Apple TV has truly hit the peak of progressiveness, and there’s no turning back. The five-part documentary series Visible: Out on Television spells out the true agenda behind LGBTQ representation on television. Namely, the idea that “television is at its best” when it’s being used as a tool for the gay community.
All five parts, which premiered on February 14, lay out the history of LGBTQ representation on television. It begins with the first reference to homosexuality in McCarthy hearings from 1957 and moves to the present day with every major TV event in between those times. The premiere episode “The Dark Ages” dives into this record with their agenda front and center, summing up all the details and posturing we'll be hearing for over five hours. That includes the notion that television is only "at its best" with several LGBTQ characters.
Considering the second episode is literally called “Television as a Tool,” it’s safe to say that the goal is clearly indoctrination and normalization of LGBTQ lifestyles. Even in the documentary, there’s no hiding that many forms of gay representation became excuses for “liberal diatribes” to millions of viewers. There is even special attention given to the gay activist groups such as Act Up and GLAAD, noting that “using TV and the media was the whole game.” Referencing these groups alone removes all doubts of this being anything but political.

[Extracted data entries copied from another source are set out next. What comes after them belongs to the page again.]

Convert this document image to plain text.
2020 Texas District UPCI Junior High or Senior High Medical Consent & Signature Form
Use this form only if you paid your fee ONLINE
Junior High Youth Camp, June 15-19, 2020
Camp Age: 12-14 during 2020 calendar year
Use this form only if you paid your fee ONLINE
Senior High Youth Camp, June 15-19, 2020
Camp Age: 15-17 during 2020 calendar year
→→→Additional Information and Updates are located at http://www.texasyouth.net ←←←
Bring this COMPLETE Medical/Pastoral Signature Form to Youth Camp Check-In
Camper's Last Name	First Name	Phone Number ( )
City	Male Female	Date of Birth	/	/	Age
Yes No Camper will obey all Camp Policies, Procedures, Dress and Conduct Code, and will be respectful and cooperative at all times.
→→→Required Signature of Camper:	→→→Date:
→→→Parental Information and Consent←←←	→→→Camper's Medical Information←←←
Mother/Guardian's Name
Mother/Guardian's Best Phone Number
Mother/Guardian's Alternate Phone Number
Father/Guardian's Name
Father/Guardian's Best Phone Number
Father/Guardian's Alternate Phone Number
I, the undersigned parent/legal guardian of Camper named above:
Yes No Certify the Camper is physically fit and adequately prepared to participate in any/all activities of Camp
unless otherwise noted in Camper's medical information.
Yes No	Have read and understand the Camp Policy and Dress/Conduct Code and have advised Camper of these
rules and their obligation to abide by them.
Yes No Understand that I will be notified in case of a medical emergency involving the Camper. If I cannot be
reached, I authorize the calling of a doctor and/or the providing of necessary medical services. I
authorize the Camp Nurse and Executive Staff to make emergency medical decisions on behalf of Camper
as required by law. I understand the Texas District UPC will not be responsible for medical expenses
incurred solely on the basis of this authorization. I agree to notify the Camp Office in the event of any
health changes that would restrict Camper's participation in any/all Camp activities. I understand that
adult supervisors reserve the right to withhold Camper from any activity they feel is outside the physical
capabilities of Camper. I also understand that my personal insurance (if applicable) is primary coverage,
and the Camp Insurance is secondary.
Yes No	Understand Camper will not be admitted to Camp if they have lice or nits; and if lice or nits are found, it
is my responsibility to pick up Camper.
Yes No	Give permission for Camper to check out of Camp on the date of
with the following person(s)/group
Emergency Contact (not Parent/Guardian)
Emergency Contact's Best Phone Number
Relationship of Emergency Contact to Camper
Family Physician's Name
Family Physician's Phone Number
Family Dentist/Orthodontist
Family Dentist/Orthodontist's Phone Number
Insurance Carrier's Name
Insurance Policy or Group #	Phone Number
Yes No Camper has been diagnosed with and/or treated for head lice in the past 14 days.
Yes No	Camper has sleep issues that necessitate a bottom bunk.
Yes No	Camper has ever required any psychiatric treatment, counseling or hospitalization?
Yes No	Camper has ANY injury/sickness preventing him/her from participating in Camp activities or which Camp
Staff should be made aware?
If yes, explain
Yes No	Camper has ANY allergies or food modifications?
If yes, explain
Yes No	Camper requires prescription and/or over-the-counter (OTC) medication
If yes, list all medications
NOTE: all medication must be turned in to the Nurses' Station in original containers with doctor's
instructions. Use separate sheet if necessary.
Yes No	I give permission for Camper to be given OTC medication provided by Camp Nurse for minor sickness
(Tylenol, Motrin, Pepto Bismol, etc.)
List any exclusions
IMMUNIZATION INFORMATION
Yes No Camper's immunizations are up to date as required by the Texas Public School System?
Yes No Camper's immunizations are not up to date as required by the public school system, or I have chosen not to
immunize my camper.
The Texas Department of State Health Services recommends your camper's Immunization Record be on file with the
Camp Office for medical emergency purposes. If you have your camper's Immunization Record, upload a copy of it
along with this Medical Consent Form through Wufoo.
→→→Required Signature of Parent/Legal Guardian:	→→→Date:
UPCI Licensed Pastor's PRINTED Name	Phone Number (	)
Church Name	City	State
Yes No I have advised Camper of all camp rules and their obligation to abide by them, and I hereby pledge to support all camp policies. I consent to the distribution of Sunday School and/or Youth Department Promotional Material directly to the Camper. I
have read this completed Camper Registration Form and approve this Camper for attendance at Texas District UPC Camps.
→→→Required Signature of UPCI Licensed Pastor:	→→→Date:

The documentary then quickly moves into more recognizable shows such as Three’s Company, Will and Grace, The L-Word, My So-Called Life, Queer Eye for the Straight Guy, Modern Family, and, of course, Pose. Seeing the scope of television move from simply placing gay characters on screen to openly celebrating every perverted thing they can do is jarring enough, but it gets worse. The show goes so far as to co-opt other characters from popular shows to simply act as gay representation for them. And here I thought liberals didn’t like appropriation.
Another unusual habit the documentary has is the obsession with intersectionality. Every time an episode recognizes a supposed breakthrough in gay representation, it’s also posited with the fact that the character was usually a white person. Moments like Ellen DeGeneres coming out on her sitcom or Will and Grace are undermined by the fact that “we’re still living in an era where black characters don’t get their due.” Even when liberals move ahead, they still play the victim.
The double standards continue as we reach the present day in the final episode “The New Guard.” Here, the documentary unironically praises Empire and Transparent for their gay outreach, despite the clear controversies behind their actors. The most we get is the creator of Transparent admitting that hiring Jeffery Tambor was “like an original sin that was truly problematic for trans people” but no reference to his sexual assault allegations. The fact that Jussie Smollett was fired from Empire for his fake hate crime allegations goes entirely unsaid.
History is also altered various times in this documentary to suit the LGBTQ community. For starters, the show maintains the narrative of 21-year-old Matthew Shepard being the victim of a LGBTQ hate crime despite evidence to the contrary. Another example includes the fact that, although they do not completely condemn President Ronald Reagan for the HIV/AIDS crisis in the 1980s, they do not credit him with increasing the funding for AIDS research during his term. Finally, the show takes time to acknowledge the Pulse nightclub shooting and the targeting of the gay community, but it refuses to reference the shooter’s connection to radical Islamic terrorism, instead blaming a vague sense of “hatred” in the country. For a supposed documentary, there’s a lot of facts Apple TV+ wants to ignore.
Lastly, this wouldn’t be an LGBTQ story without blatant political references. Liberal gay journalists like Don Lemon, Anderson Cooper, and Rachel Maddow make appearances throughout the show, trying and failing to prove that they are just “like you.” The final episode also has a reference to Democrat presidential candidate Pete Buttigieg as highlighting “increased visibility for the journeys of LGBTQ people.” Finally, there’s a slam against the Trump administration “rolling back” equality in an era where “bigots are feeling empowered.” It’s one final reminder that no society will ever be good enough for the progressive agenda.
CNN calls Visible: Out on Television “a reminder how far both TV and society have come.” In a way, I agree. It shows us how far television has fallen to blatant propaganda and depraved activists. And it’ll never be far enough for the progressives.